Thread: Strange behavior of the random() function
Hello, Can anybody explain me that strange behavior? select random() as "rnd", random() as "rnd1", random() as "rnd2" from generate_series( 1, 5 ); --- 0.948556384071708 0.769186236895621 0.381390900816768 0.684488877654076 0.594888080842793 0.214444123208523 0.668408528901637 0.452859566546977 0.924952184315771 All of the values are different. select random() as "rnd", random() as "rnd1", random() as "rnd2" from generate_series( 1, 3 ) order by random(); --- 0.166236794553697 0.166236794553697 0.166236794553697 0.629051928408444 0.629051928408444 0.629051928408444 0.698161978274584 0.698161978274584 0.698161978274584 All values in any row are the same. select random() as "rnd", random() as "rnd1", random() as "rnd2" from generate_series( 1, 3 ) order by random() || 'test'; --- 0.569052047561854 0.531697370111942 0.338135569822043 0.880468992516398 0.172520748339593 0.0296505615115166 0.862012444529682 0.119546371512115 0.21626165881753 All of the values are different again. Is it a bug?

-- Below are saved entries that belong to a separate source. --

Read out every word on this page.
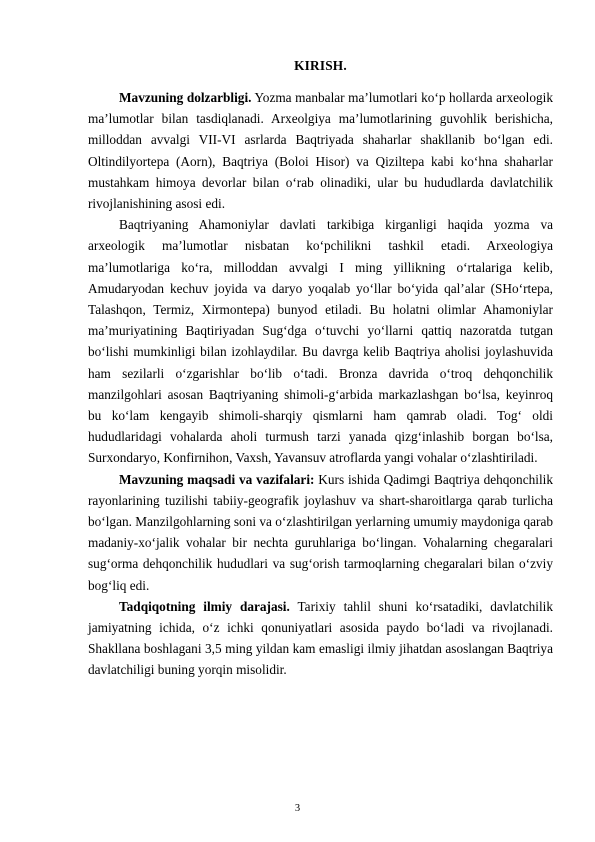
KIRISH.

Mavzuning dolzarbligi. Yozma manbalar ma’lumotlari ko‘p hollarda arxeologik ma’lumotlar bilan tasdiqlanadi. Arxeolgiya ma’lumotlarining guvohlik berishicha, milloddan avvalgi VII-VI asrlarda Baqtriyada shaharlar shakllanib bo‘lgan edi. Oltindilyortepa (Aorn), Baqtriya (Boloi Hisor) va Qiziltepa kabi ko‘hna shaharlar mustahkam himoya devorlar bilan o‘rab olinadiki, ular bu hududlarda davlatchilik rivojlanishining asosi edi.

Baqtriyaning Ahamoniylar davlati tarkibiga kirganligi haqida yozma va arxeologik ma’lumotlar nisbatan ko‘pchilikni tashkil etadi. Arxeologiya ma’lumotlariga ko‘ra, milloddan avvalgi I ming yillikning o‘rtalariga kelib, Amudaryodan kechuv joyida va daryo yoqalab yo‘llar bo‘yida qal’alar (SHo‘rtepa, Talashqon, Termiz, Xirmontepa) bunyod etiladi. Bu holatni olimlar Ahamoniylar ma’muriyatining Baqtiriyadan Sug‘dga o‘tuvchi yo‘llarni qattiq nazoratda tutgan bo‘lishi mumkinligi bilan izohlaydilar. Bu davrga kelib Baqtriya aholisi joylashuvida ham sezilarli o‘zgarishlar bo‘lib o‘tadi. Bronza davrida o‘troq dehqonchilik manzilgohlari asosan Baqtriyaning shimoli-g‘arbida markazlashgan bo‘lsa, keyinroq bu ko‘lam kengayib shimoli-sharqiy qismlarni ham qamrab oladi. Tog‘ oldi hududlaridagi vohalarda aholi turmush tarzi yanada qizg‘inlashib borgan bo‘lsa, Surxondaryo, Konfirnihon, Vaxsh, Yavansuv atroflarda yangi vohalar o‘zlashtiriladi.

Mavzuning maqsadi va vazifalari: Kurs ishida Qadimgi Baqtriya dehqonchilik rayonlarining tuzilishi tabiiy-geografik joylashuv va shart-sharoitlarga qarab turlicha bo‘lgan. Manzilgohlarning soni va o‘zlashtirilgan yerlarning umumiy maydoniga qarab madaniy-xo‘jalik vohalar bir nechta guruhlariga bo‘lingan. Vohalarning chegaralari sug‘orma dehqonchilik hududlari va sug‘orish tarmoqlarning chegaralari bilan o‘zviy bog‘liq edi.

Tadqiqotning ilmiy darajasi. Tarixiy tahlil shuni ko‘rsatadiki, davlatchilik jamiyatning ichida, o‘z ichki qonuniyatlari asosida paydo bo‘ladi va rivojlanadi. Shakllana boshlagani 3,5 ming yildan kam emasligi ilmiy jihatdan asoslangan Baqtriya davlatchiligi buning yorqin misolidir.

3
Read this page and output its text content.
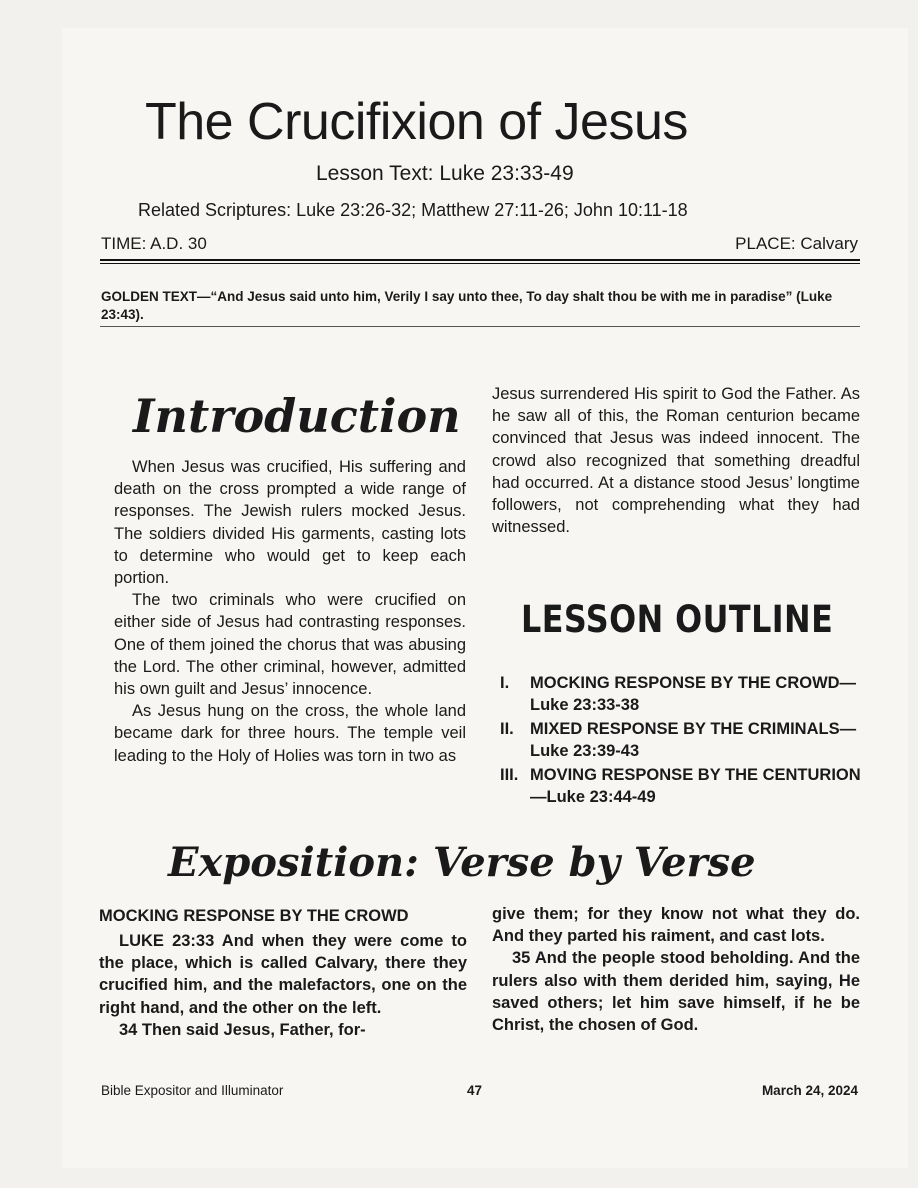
The Crucifixion of Jesus
Lesson Text: Luke 23:33-49
Related Scriptures: Luke 23:26-32; Matthew 27:11-26; John 10:11-18
TIME: A.D. 30	PLACE: Calvary

GOLDEN TEXT—“And Jesus said unto him, Verily I say unto thee, To day shalt thou be with me in paradise” (Luke 23:43).

Introduction

When Jesus was crucified, His suffering and death on the cross prompted a wide range of responses. The Jewish rulers mocked Jesus. The soldiers divided His garments, casting lots to determine who would get to keep each portion.

The two criminals who were crucified on either side of Jesus had contrasting responses. One of them joined the chorus that was abusing the Lord. The other criminal, however, admitted his own guilt and Jesus’ innocence.

As Jesus hung on the cross, the whole land became dark for three hours. The temple veil leading to the Holy of Holies was torn in two as

Jesus surrendered His spirit to God the Father. As he saw all of this, the Roman centurion became convinced that Jesus was indeed innocent. The crowd also recognized that something dreadful had occurred. At a distance stood Jesus’ longtime followers, not comprehending what they had witnessed.

LESSON OUTLINE
I.	MOCKING RESPONSE BY THE CROWD—Luke 23:33-38
II. MIXED RESPONSE BY THE CRIMINALS—Luke 23:39-43
III. MOVING RESPONSE BY THE CENTURION—Luke 23:44-49
Exposition: Verse by Verse
MOCKING RESPONSE BY THE CROWD

LUKE 23:33 And when they were come to the place, which is called Calvary, there they crucified him, and the malefactors, one on the right hand, and the other on the left.

34 Then said Jesus, Father, for-

give them; for they know not what they do. And they parted his raiment, and cast lots.

35 And the people stood beholding. And the rulers also with them derided him, saying, He saved others; let him save himself, if he be Christ, the chosen of God.

Bible Expositor and Illuminator	47	March 24, 2024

r.zharkov@postgrespro.ru writes: > Can anybody explain me that strange behavior? It's a squishiness in the SQL language, if you ask me. Consider this simplified query: select random() from generate_series(1, 3) order by random(); Would you expect the output of this query to appear ordered, or not? There's an argument to be made that the two instances of random() ought to be executed independently for each row, so that the output would (probably) seem unordered. But practical usage generally expects that we unify the two textually-identical expressions, so that the behavior is the same as select random() from generate_series(1, 3) order by 1; > select random() as "rnd", random() as "rnd1", random() as "rnd2" > from generate_series( 1, 3 ) > order by random(); > All values in any row are the same. Here, we've unified *all* the appearances of the ORDER BY expression in the SELECT-list. Maybe that's wrong, but it's hard to make a principled argument why we shouldn't do it. If only one of them should be unified with the ORDER BY expression, then which one? > select random() as "rnd", random() as "rnd1", random() as "rnd2" > from generate_series( 1, 3 ) > order by random() || 'test'; Here, the ORDER BY expression is not a match to any SELECT-list expression, so they don't get unified with it. If you'd like more control over this sort of thing, I'd recommend using a sub-select, ie select x,y,z from (select random() as x, random() as y, random() as z from generate_series(1,3)) ss order by x; which makes it clear what your intention is. There's some interesting related behaviors: compare the outputs of select random() as x, random() as y, random() as z from generate_series(1,3) order by 1; select random() as x, random() as y, random() as z from generate_series(1,3) order by 1,2; select random() as x, random() as y, random() as z from generate_series(1,3) order by 1,2,3; I could buy the idea that there's a bug involved in that; but again the question is exactly which textually identical expressions should get unified and why. regards, tom lane
> 26 сент. 2018 г., в 6:35, Tom Lane <tgl@sss.pgh.pa.us> написал(а): > > r.zharkov@postgrespro.ru writes: >> Can anybody explain me that strange behavior? > > It's a squishiness in the SQL language, if you ask me. Consider this > simplified query: > > select random() from generate_series(1, 3) order by random(); > > Would you expect the output of this query to appear ordered, or not? > There's an argument to be made that the two instances of random() ought > to be executed independently for each row, so that the output would > (probably) seem unordered. But practical usage generally expects that > we unify the two textually-identical expressions, so that the behavior > is the same as > > select random() from generate_series(1, 3) order by 1; > >> select random() as "rnd", random() as "rnd1", random() as "rnd2" >> from generate_series( 1, 3 ) >> order by random(); >> All values in any row are the same. > > Here, we've unified *all* the appearances of the ORDER BY expression in > the SELECT-list. Maybe that's wrong, but it's hard to make a principled > argument why we shouldn't do it. Because random() is volatile function, but «unified» in such way can be only stable expressions. That the «volatile» functionbehaves like the «stable» function this is obviously is a bug.